EPIDEMIOLOGY SIGN OFF & DATE: Alex Walker (@alexwalkercebm) 11/4/2020 18:24

SHARED WITH WIDER TEAM: Yes

FINAL SIGN OFF DATE: 15/4/2020 17:44

krishnanbhaskaran commented 4 years ago

I checked the lists as best I could (bearing in mind thousands of codes here, and am not clinical!).

Lung, transplant, chemo/radio I didn't spot any problems.

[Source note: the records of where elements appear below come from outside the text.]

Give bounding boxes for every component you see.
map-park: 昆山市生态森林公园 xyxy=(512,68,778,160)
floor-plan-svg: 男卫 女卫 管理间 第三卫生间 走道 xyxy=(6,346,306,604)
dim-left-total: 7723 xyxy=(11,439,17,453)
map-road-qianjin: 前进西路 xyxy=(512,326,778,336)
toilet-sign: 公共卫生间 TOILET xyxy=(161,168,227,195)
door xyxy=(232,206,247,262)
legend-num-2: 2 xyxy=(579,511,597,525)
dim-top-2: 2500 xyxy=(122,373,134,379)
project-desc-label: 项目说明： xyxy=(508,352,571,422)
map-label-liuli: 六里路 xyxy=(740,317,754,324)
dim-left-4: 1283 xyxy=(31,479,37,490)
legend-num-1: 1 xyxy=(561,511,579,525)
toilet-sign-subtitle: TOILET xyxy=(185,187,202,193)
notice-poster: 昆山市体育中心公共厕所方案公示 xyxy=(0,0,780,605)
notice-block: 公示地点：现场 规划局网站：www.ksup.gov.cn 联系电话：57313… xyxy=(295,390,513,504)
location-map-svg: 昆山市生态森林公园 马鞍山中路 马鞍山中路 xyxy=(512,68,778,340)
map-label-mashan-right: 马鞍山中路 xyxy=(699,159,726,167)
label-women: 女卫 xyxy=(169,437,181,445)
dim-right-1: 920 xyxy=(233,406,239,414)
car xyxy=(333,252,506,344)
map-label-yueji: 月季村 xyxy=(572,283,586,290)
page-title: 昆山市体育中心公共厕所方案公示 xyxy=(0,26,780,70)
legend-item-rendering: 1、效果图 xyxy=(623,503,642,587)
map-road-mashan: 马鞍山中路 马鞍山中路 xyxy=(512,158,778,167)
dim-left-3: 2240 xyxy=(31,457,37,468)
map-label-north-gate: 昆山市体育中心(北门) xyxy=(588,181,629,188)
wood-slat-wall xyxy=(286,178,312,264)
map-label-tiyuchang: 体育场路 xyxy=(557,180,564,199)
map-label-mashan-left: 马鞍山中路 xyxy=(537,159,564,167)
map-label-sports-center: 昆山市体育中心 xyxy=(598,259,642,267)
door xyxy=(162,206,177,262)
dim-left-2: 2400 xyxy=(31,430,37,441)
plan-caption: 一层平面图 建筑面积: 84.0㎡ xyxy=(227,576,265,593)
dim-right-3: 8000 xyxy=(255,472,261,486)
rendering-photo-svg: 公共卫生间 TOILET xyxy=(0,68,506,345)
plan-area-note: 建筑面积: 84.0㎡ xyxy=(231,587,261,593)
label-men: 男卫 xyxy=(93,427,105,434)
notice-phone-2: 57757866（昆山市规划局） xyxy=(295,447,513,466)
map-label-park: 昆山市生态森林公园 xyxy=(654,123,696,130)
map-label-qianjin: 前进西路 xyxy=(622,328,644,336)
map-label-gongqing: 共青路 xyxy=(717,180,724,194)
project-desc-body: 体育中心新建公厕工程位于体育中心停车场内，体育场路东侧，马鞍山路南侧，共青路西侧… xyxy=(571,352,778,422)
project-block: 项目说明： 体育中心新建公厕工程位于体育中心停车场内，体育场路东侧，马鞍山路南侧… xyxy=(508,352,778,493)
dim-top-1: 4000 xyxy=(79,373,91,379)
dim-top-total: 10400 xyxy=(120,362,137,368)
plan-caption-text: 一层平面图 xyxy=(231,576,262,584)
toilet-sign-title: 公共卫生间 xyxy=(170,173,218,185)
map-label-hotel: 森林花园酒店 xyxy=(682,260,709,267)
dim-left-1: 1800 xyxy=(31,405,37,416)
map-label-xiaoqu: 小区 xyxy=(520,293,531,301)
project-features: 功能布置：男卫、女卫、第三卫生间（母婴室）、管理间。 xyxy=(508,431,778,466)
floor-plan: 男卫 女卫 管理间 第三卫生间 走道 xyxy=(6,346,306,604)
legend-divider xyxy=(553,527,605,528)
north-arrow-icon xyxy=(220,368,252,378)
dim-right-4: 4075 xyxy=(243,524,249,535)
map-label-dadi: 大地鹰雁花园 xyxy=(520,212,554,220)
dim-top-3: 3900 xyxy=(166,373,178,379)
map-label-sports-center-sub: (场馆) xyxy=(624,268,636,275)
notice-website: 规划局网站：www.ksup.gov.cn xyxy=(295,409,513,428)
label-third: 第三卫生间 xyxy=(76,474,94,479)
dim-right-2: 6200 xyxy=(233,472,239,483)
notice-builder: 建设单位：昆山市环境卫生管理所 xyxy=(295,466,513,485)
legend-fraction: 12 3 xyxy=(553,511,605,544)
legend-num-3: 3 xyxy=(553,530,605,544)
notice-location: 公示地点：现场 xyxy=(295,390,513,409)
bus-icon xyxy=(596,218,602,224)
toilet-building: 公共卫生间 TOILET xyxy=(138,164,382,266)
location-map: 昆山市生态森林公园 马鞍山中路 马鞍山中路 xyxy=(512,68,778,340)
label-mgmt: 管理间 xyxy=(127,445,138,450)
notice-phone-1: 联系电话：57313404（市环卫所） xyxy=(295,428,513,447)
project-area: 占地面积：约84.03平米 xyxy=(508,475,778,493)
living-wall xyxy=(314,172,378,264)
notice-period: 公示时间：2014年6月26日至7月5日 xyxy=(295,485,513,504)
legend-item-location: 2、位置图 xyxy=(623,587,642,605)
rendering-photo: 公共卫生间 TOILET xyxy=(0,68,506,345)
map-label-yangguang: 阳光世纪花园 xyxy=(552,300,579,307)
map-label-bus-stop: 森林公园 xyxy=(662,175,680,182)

Haem and other cancer lists both seemed to include many codes for tumours/tumour types which are not clearly malignant ("D" codes or ambiguous between "C"/"D" in ICD 10 terms). I don't think these should be included - cancer epi nearly always restricts to definite malignancies (that would be in ICD-10 chapter 2/"C").

Below the haem list with queries marked Haematological_Cancer_CTV3_Reviewed_KB.xlsx

Below the query rows from the other cancers list othercancers_questionmarks.xlsx

krishnanbhaskaran commented 4 years ago

For the record, below the procedure for checking the ~3000 other cancers list - basically many cleared based on presence of key text (clinical check recommended in case I've been too sweeping), remainder checked manually vs ICD browser, Google, Wiki etc:

gen ok=1 if strpos(upper(ctv3pref), "MALIG")>0

replace ok=1 if strpos(upper(ctv3pref), "CARCINOM")>0

replace ok=1 if strpos(upper(ctv3pref), "METAST")>0

replace ok=1 if strpos(upper(ctv3pref), "SARCOMA")>0

replace ok=1 if strpos(upper(ctv3pref), "CA ")>0

replace ok=1 if strpos(upper(ctv3pref), "CANCER")>0

replace ok=1 if strpos(upper(ctv3pref), "MELANOMA")>0

replace ok=1 if strpos(upper(ctv3pref), "CARCINOID")>0

replace ok=1 if strpos(upper(ctv3pref), "BLASTOMA")>0

replace ok=1 if include==0 /already flagged by Oxford/

gen flag = 1 if strpos(upper(ctv3pref), "ADENOMA")>0 & include==1 gen comment = "benign?" if strpos(upper(ctv3pref), "ADENOMA")>0 & include==1

*MANUAL CHECKING OF REMAINING ~200 browse if !(ok==1|flag==1)

alexwalkerepi commented 4 years ago

Thanks Krishnan, I agree, so have removed the queried codes in the lists in the definition above.

krishnanbhaskaran commented 4 years ago

Great! Just to check, will your include flag be taken into account in the onward processing or do you need a final list with the included only?

alexwalkerepi commented 4 years ago

We need to convert it to a csv for use in the data extraction, so we'll remove the non-included ones then. I think it's good to include the final list along with the exclusions/reasons here to document the process.

krishnanbhaskaran commented 4 years ago

Great. Yes def good to keep a record of the exclusion decisions.